Federal Judge Jed S. Rakoff rejected a proposed settlement between Citigroup and the Securities and Exchange Commission on November 28, 2011. Many observers are heralding this as a landmark opinion. So am I. In general, when the SEC settles a lawsuit, the settlements/consent orders involve no admission of wrongdoing on the part of the defendant. This same "no admission of wrongdoing" element has been a big sticking point in the discussions regarding the robosigning settlement with the state AGs.
In the context of this settlement, however, Judge Rakoff really hits it out of the park. When approving a settlement of this nature, the Judge has the power to determine whether the settlement is in the public interest. After all, the SEC is supposed to be protecting the public from the bad behavior of the entities and individuals that it regulates. As the Judge states in his opinion:
A court, while giving substantial deference to the views of an administrative body vested with authority over a particular area, must still exercise a modicum of independent judgment in determining whether the requested deployment of its injunctive powers will serve, or disserve, the public interest. Anything less would not only violate the constitutional doctrine of separation of powers but would undermine the independence that is the indispensable attribute of the federal judiciary.
He goes on to explain that the situation is different than one where two private parties are involved in a lawsuit. When a government agency is asking a court to assist it in enforcing the law, the importance of the public interest is made clear:
But when a public agency asks a court to become its partner in enforcement by imposing wide-ranging injunctive remedies on a defendant, enforced by the formidable judicial power of contempt, the court, and the public, need some knowledge of what the underlyin facts are: for otherwise, the court becomes a mere handmaiden to a settlement privately negotiated on the basis of unknown facts, while the public is deprived of ever knowing the truth in a matter of obvious public importance.
Reading between the lines a little here, I'd say that Judge Rakoff is knocking the SEC for two things: 1) generally being lax on regulation and enforcement and 2) its common practice of not demanding admissions of wrongdoing. Essentially, if the SEC is going to be bothered to enforce the law, it must be pretty darn important.
By the next paragraph, it's no longer necessary to read between the lines:
H
ere, the SEC's long-standing policy -- hallowed by history, but not by reason -- of allowing defendants to enter into Consent Judgments without admitting or denying the underlying allegations, deprives the Court of even the most minimal assurance that the substantial injunctive relief it is being asked to impose has any basis in fact.
Judge Rakoff also notes that allowing these kinds of settlements does not conclusively settle the allegations raised by the initial lawsuit. "As a matter of law, an allegation that is neither admitted nor denied is simply that, an allegation." In fact, case law supports the idea that once a consent judgment is entered, it cannot be used as evidence in subsequent litigation.
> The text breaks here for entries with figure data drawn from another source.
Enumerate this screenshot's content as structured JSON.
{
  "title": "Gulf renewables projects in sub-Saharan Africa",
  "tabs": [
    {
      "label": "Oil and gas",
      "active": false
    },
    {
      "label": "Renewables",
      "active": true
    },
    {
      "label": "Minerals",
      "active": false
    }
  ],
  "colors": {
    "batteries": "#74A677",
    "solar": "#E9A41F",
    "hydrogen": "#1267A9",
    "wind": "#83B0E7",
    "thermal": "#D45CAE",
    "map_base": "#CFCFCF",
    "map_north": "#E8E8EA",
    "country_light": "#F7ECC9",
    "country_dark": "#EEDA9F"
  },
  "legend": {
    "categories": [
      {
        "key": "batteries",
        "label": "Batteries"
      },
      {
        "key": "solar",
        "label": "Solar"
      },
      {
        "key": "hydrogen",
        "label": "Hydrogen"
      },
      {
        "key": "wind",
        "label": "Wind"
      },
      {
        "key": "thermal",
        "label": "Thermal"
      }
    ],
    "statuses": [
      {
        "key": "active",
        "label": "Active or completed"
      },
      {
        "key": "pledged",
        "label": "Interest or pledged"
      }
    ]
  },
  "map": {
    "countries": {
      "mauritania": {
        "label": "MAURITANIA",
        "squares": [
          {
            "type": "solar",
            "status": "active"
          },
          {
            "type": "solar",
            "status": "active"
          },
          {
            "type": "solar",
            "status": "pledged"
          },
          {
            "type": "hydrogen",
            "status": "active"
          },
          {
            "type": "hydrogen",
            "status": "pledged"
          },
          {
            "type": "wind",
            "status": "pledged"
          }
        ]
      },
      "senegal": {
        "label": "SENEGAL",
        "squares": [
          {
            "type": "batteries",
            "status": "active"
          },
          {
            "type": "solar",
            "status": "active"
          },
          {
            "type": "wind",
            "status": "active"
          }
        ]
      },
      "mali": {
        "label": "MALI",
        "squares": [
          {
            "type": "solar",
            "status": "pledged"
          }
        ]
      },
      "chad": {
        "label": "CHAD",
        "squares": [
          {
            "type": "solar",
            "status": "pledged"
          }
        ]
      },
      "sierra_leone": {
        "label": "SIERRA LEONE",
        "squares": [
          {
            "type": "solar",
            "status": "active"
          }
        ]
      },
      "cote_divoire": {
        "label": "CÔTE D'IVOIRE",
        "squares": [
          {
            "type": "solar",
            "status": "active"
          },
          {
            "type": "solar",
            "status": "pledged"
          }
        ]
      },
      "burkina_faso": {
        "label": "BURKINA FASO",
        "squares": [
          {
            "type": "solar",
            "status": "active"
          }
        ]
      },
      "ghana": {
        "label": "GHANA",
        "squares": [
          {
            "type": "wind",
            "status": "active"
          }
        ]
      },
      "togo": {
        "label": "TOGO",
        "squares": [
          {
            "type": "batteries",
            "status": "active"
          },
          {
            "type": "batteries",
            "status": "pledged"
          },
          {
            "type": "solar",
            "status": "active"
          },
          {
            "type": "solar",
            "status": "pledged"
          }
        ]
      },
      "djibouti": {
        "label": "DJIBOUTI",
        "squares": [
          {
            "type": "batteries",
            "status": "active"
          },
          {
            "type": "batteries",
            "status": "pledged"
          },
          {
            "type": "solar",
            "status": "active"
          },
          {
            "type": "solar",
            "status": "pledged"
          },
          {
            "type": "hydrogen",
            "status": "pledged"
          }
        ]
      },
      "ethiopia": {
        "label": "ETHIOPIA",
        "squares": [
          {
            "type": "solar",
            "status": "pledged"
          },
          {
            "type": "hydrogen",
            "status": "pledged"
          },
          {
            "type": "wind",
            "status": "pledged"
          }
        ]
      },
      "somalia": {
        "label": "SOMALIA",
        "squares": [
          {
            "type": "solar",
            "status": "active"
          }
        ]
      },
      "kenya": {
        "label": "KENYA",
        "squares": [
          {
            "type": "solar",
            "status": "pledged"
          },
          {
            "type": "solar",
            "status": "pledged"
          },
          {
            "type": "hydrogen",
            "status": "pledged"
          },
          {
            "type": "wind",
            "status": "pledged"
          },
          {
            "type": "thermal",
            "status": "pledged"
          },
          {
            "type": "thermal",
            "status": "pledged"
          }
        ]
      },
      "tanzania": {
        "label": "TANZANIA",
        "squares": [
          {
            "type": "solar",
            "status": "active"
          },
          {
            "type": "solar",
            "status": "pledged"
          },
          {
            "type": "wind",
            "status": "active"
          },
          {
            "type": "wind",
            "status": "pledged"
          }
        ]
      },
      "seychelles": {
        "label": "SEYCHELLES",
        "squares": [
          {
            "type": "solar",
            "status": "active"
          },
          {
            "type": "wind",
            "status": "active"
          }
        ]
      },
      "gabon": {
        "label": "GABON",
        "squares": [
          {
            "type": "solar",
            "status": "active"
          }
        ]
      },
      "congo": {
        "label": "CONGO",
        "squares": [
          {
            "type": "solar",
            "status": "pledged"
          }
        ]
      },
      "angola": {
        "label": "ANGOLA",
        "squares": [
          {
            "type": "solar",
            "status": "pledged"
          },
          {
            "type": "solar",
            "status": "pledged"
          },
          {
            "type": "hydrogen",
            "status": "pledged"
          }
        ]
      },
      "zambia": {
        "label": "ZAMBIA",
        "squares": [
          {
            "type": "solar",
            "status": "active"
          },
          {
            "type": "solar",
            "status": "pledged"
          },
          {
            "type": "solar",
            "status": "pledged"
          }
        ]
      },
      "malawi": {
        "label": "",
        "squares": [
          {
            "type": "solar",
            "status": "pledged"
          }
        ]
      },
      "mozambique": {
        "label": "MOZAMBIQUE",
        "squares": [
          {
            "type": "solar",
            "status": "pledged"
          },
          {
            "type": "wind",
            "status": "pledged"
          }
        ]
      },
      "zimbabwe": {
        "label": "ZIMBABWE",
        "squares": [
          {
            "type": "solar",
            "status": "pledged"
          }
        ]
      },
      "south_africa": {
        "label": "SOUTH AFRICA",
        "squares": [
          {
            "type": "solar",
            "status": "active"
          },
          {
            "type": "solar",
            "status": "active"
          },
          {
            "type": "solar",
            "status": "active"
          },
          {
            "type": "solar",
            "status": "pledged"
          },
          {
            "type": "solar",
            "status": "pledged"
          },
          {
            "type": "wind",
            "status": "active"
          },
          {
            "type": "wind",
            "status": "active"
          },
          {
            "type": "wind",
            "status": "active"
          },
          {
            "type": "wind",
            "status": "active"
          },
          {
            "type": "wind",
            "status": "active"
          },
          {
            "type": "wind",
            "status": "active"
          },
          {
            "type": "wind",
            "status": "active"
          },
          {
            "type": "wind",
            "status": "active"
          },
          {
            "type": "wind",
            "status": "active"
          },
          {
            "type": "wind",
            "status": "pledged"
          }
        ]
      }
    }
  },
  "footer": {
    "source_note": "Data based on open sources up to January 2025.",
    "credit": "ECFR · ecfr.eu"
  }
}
By refusing to allow the settlement, the Judge is implicitly stating that he does not want to prevent further lawsuits against Citigroup that are based on the allegations brought in the SEC lawsuit.
The Judge also tears into the motivations of the parties in crafting such a settlement. He notes that Citigroup has violated past consent judgments, that Citigroup would escape the instant lawsuit with a fine that can be described as "the cost of doing business," and that only has minor preventative remedies that only last for three years. If ever there was a slap on the wrist, this settlement is it.
In finding that the settlement was not fair, reasonable, adequate or in the public interest, the Judge stated:
It is not reasonable, because how can it ever be reasonable to impose substantial relief on the basis of mere allegations? It is not fair, because despite Citigroup's nominal consent, the potential for abuse in imposing penalties on the basis of facts that are neither proven nor acknowledged is patent. It is not adequate, because, in the absence of any facts, the Court lacks a framework for determining adequacy. And, most obviously, the proposed Consent Judgment does not serve the public interest, because it asks the Court to employ its power and assert its authority when it does not know the facts.
An application of judicial power that does not rest on the facts is worse than mindless, it is inherently dangerous. The injunctive power of the judiciary is not a free-roving remedy to be invoked at the whim of a regulatory agency, even with the consent of the regulated. If its deployment does not rest on facts -- cold, hard, solid facts, established either by admissions or by trials -- it serves no lawful or moral purpose and is simply an engine of oppression.
That oppression, by the way, comes at the hands of some less-than-transparent financial markets and how they led to the current economy. Judge Rakoff acknowledges as much in his opinion, chiding the SEC for not fulfilling its mission to see that the truth emerges. Barring a consent judgment that admits to guilt, it appears that SEC v. Citigroup is set for trial on July 16, 2012.
I almost want to be in the gallery for this trial. I'm curious to see if Judge Rakoff is as sharp of a speaker as he is a writer.
At the end of the day, this is a massive victory for those seeking some truth about the financial meltdown, as well as those who simply want to see the rule of law enforced.